Here is the abstract:
Relying on the traditional claims associated with the theory of representative bureaucracy, this study examines whether the racial and gender characteristics of contracting officers and other public agency personnel affect decisions to award contracts to members of socially and economically disadvantaged groups. The expectation under the theory is that decision makers are inclined to provide substantive benefits to the groups to which they belong. Our seemingly related regression (SUR) models provide evidence that is consistent with the theory for racial minorities but not for women. In fact, more women in agency senior positions are associated with fewer contract dollars awarded to women-owned small businesses. This finding offers preliminary evidence that implicit biases against women may be more intractable than biases against racial minorities. Results of our analyses have important implications for the effectiveness of the Small Disadvantaged Business (SDB) program and the Women-Owned Small Business (WOSB) program, both of which are intended to address the significant historical underrepresentation of racial minorities and women in government procurement. We believe a main contribution of the research stems from the introduction of plausible explanations for our findings from social psychology that should be useful for future research on representative bureaucracy.
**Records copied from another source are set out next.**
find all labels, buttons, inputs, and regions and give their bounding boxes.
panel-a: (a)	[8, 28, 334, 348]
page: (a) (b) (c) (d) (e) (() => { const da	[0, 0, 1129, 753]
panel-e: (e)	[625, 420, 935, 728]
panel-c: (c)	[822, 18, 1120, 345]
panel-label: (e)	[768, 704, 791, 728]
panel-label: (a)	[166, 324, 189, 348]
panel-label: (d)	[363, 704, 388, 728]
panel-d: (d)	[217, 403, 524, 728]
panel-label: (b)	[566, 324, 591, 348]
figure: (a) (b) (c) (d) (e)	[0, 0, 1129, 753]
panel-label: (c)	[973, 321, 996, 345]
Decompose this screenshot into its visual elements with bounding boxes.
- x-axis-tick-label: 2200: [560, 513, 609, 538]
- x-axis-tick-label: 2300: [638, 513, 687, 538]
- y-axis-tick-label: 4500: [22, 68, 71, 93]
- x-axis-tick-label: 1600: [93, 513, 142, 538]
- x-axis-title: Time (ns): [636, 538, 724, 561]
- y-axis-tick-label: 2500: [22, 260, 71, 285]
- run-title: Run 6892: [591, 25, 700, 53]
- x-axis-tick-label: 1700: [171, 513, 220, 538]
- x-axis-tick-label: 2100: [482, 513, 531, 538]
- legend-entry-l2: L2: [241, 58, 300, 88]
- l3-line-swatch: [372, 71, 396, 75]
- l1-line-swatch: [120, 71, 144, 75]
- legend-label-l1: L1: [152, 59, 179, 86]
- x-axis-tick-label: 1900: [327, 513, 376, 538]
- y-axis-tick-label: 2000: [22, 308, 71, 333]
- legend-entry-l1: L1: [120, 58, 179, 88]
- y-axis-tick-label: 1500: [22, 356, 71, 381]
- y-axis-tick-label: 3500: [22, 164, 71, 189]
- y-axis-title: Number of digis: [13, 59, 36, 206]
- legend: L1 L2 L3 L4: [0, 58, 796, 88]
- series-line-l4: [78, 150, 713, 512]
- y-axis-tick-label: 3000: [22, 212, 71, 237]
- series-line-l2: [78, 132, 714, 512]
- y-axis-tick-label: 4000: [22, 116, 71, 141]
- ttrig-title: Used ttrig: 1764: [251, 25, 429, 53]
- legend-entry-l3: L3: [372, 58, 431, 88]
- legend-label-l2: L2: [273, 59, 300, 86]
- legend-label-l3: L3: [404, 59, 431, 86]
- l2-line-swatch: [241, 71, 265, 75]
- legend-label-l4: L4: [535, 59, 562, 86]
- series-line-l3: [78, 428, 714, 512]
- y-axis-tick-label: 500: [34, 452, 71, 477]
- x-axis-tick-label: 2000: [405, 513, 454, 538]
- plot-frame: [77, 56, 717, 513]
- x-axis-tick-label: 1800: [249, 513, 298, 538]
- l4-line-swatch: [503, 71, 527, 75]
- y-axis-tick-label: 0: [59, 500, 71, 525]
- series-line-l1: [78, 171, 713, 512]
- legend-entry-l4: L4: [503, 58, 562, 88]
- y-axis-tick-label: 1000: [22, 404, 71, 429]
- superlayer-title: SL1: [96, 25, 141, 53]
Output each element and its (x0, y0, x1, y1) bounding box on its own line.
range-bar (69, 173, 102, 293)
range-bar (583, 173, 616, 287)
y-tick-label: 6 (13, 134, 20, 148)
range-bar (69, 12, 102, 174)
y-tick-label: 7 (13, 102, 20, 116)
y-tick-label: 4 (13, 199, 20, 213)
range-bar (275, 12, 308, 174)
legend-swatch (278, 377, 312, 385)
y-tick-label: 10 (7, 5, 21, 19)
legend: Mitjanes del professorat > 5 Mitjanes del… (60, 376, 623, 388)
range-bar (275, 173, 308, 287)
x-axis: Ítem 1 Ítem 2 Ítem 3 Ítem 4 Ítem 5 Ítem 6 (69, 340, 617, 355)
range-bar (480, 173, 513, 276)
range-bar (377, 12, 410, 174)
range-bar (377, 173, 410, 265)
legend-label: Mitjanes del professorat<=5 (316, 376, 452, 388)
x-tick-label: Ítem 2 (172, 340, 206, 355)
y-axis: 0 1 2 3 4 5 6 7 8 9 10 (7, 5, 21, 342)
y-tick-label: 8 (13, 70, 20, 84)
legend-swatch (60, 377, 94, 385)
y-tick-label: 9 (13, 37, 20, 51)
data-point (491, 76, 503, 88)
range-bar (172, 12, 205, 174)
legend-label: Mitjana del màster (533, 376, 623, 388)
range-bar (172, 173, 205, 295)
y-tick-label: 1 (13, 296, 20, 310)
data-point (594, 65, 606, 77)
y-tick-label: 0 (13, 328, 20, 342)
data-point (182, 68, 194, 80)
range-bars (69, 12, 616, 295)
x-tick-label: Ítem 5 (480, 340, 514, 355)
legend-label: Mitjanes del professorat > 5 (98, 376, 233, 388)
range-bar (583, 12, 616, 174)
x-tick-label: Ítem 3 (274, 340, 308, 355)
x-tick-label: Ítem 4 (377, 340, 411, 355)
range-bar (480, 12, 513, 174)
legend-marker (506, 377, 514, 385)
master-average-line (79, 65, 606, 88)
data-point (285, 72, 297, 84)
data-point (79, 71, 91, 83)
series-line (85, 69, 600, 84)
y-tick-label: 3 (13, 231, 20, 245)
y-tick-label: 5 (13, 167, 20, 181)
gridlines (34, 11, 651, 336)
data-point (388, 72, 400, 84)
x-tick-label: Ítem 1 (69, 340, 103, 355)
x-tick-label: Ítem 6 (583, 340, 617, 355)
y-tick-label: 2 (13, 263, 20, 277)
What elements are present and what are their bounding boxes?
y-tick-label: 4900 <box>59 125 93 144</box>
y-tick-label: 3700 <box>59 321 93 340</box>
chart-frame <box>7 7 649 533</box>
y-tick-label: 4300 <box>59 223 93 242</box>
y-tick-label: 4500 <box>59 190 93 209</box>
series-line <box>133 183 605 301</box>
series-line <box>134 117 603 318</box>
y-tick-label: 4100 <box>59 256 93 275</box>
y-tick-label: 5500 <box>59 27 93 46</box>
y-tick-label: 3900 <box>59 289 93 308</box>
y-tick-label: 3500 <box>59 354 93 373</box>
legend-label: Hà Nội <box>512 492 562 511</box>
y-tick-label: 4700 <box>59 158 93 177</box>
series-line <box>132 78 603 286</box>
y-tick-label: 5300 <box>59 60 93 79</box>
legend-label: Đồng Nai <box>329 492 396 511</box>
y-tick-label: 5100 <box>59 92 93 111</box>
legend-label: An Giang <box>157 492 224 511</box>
This is an important side of government outsourcing and privatization - at least on the federal level (and I think in many states), privatization and contracting out involves not only cost-saving conserations, but other policy objectives as well - like providing a boost to minority-owned or women-owned businesses (the latter contributes to the commonplace anecdotes about entrepreneurs listing their marginally-involved wives as the "owner"on the business in order to be eligible for lucrative government contracts. Before turning to the findings in this new article, I must point out a more preliminary observation: the federal government has long recognized that government contracts are a significant boost to the private firms that obtain them, helping them expand operations, cultivate credit, and capture greater market share. This recognition is the entire basis for the federal laws requiring that firms owned by womena and minorities get favorable treatment in the selection process. Yet the same recogniztion disappears when politicians are talking about privatization and outsourcing in general - then, suddenly it's all about what the firms can do for the taxpayers, supposedly saving boatloads of money for the public fisc. They omit how beneficial the contracts are for the firms that obtain them, how such contracts can distort the market and provide ancillary (and unfair) advantages for the firms that get the contracts. The fact that favoring minorities and women in government contracts helps these groups implies that government contracts in general provide intangible (and sometimes quite tangible) subsidies for the private firms - which brings into question whether the taxpayers are really getting the best deal they could. My point is that outsourcing is not all about saving money for the taxpayers - it's also about the benefits to the contractors. But they don't discount their rates to the taxpayer to offset this benefit. If they were required to do this (that is, required to give the taxpayer the best possible deal, which is what the private sector would demand), then most would no longer be interested in the government contract.
Now, about the findings here: very signficant contribution to the literature. Their first observation - that the government officials tend to favor contractors from the same ethnic group - is, in my view, the more significant. The conclusion that bias against women is super-strong - based on the fact that even female officials fail to favor women-owned businesses - is, well, one of many conclusions that one could draw from that fact. The evidence that government outsourcing and privatization - which is becoming ubiquitous - involves a measurable amount of favoritism and self-interest by the officials selecting contracts - that's rather alarming. And undermines the idea that taxpayer savings really control these decisions.